Crônica da semana: O poeta-vigia

O poeta-vigia

Por Rubens da Cunha

Crônica publicada no Jornal A Notícia em 29/08/2012

Qual seria a função, o motivo para a existência de um poema nos dias de hoje? Aliás, em algum tempo o poema precisou realmente existir? Por outro lado e o poeta? Esse ser tão cheio de predicados atribuídos pelo senso comum: o sofredor, o apaixonado, o infeliz, o sensível. Para que poetas nesses dias de agora, tão despoetizados de tudo? Talvez os poetas existam apenas para repetir os fantasmas de um ideal perdido, do ideal massacrado pelas guerras mundiais, pelas culturas de massa, pelo império do descartável sob o qual está sustentada a religião capitalista, como diria Walter Benjamim.

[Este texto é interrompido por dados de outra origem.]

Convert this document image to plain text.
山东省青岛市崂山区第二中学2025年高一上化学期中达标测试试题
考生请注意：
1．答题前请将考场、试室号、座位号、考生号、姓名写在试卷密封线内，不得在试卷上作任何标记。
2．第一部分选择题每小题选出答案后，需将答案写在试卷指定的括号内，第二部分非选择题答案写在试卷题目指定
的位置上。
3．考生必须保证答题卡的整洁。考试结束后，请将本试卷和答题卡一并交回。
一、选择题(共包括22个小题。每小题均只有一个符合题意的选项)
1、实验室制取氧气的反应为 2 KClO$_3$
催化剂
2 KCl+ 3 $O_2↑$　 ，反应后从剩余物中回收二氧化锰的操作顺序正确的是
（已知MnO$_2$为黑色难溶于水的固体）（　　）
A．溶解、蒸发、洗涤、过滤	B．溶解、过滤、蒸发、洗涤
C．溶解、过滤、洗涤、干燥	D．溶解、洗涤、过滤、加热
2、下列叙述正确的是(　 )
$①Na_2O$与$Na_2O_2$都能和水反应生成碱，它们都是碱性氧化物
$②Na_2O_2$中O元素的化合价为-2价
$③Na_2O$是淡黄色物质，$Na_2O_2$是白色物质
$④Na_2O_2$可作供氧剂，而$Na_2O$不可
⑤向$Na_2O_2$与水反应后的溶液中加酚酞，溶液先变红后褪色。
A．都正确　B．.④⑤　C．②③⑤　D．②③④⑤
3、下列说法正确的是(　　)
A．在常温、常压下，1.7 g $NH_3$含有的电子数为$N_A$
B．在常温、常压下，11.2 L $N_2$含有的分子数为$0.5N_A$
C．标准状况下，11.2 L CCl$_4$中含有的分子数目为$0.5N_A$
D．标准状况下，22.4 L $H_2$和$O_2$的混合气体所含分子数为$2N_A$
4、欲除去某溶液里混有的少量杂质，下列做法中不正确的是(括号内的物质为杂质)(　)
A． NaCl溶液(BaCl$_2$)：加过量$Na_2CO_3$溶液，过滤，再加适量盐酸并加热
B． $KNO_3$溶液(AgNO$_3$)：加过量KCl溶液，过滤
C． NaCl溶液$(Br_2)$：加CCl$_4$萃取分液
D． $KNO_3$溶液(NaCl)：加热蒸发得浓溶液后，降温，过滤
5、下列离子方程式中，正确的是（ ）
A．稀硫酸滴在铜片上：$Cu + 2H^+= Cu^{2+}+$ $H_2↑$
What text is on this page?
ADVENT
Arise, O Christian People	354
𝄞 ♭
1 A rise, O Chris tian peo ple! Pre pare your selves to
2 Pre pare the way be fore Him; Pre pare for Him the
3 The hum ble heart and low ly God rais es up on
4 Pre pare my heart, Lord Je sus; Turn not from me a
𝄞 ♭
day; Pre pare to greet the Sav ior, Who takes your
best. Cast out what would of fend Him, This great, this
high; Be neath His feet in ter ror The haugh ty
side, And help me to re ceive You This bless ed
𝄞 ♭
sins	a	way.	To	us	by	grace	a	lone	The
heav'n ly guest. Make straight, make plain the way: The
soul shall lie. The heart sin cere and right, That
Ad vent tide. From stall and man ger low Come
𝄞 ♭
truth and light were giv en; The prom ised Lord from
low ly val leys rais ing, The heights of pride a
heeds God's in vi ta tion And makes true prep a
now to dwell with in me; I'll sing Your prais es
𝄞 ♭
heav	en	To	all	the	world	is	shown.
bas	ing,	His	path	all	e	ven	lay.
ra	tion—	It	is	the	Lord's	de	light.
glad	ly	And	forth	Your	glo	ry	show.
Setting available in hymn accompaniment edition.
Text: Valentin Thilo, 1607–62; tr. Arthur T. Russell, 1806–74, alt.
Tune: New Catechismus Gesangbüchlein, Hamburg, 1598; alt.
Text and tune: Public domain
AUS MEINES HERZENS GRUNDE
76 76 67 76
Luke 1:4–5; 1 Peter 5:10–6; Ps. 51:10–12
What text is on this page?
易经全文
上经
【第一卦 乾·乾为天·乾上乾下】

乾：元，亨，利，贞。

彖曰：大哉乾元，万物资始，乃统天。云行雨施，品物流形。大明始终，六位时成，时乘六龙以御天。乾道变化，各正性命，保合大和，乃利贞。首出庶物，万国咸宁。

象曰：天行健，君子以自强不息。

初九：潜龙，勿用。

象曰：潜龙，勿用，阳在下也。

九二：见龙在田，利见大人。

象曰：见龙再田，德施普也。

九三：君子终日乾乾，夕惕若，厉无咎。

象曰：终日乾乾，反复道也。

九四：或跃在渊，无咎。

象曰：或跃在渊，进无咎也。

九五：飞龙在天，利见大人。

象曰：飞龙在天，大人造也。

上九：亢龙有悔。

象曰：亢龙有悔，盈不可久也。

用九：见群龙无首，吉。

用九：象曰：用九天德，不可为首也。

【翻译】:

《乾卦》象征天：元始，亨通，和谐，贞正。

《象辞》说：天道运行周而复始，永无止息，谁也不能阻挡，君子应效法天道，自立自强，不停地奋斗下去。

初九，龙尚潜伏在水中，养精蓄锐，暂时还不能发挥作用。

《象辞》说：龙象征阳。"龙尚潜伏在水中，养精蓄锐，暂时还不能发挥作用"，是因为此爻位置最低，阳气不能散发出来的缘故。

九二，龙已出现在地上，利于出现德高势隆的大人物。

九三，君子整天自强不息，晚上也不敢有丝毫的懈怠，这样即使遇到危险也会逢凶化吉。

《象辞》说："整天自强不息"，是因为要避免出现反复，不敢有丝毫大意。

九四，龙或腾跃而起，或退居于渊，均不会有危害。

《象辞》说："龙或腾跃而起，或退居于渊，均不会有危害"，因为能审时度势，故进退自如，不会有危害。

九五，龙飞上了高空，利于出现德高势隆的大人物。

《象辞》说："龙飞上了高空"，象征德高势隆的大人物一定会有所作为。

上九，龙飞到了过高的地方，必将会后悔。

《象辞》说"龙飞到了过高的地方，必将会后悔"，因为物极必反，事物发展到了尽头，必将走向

Já no século 19, essas eram questões que afligiam os poetas, mas eles foram os últimos que tiveram um elemento que se extinguiu no século 20: o poeta guia, cujos arquétipos foram poetas com Victor Hugo ou Walter Whitman. Tal poeta era uma figura de vanguarda, ia à frente com a função de ser uma espécie de despertar dos povos, do progresso, da liberdade. No final do século esse modelo já estava obsoleto, encontrando a sua ruína no século 20.

O século 20 com toda a sua evolução e a sua barbárie funda, na linhagem de Mallarmé, uma outra figura: o poeta como uma exceção secreta, mas atuante. É como se o poeta fosse o reservatório de um pensamento perdido. O poeta torna-se o protetor da língua, ou como diz Heidegger, o “guardião do Aberto”. Dessa forma, o poeta muda a sua função, de poeta-guia passa a ser um poeta-vigia, poeta que monta guarda contra o extravio, o poeta capaz de fazer com que a língua mantivesse o poder de nomear o impossível, pois que está no umbral, está naquele espaço de espera. Espaço que não precisa mais guiar, mas vigiar, no máximo avisar o que está acontecendo. O que a arte fez no século 20 foi, basicamente, isso: avisou sobre o caos, a catástrofe, a violência e a morte, tanto do velho conceito de Deus, quanto do velho conceito de homem. Tudo se derruiu após os contínuos genocídios que foram perpetrados no século 20. O sentido, aquele confortável sentido que marcou o século 19, já não existe mais. O que temos é um mundo levantado na superfície, e sustentado no vazio, no descartável.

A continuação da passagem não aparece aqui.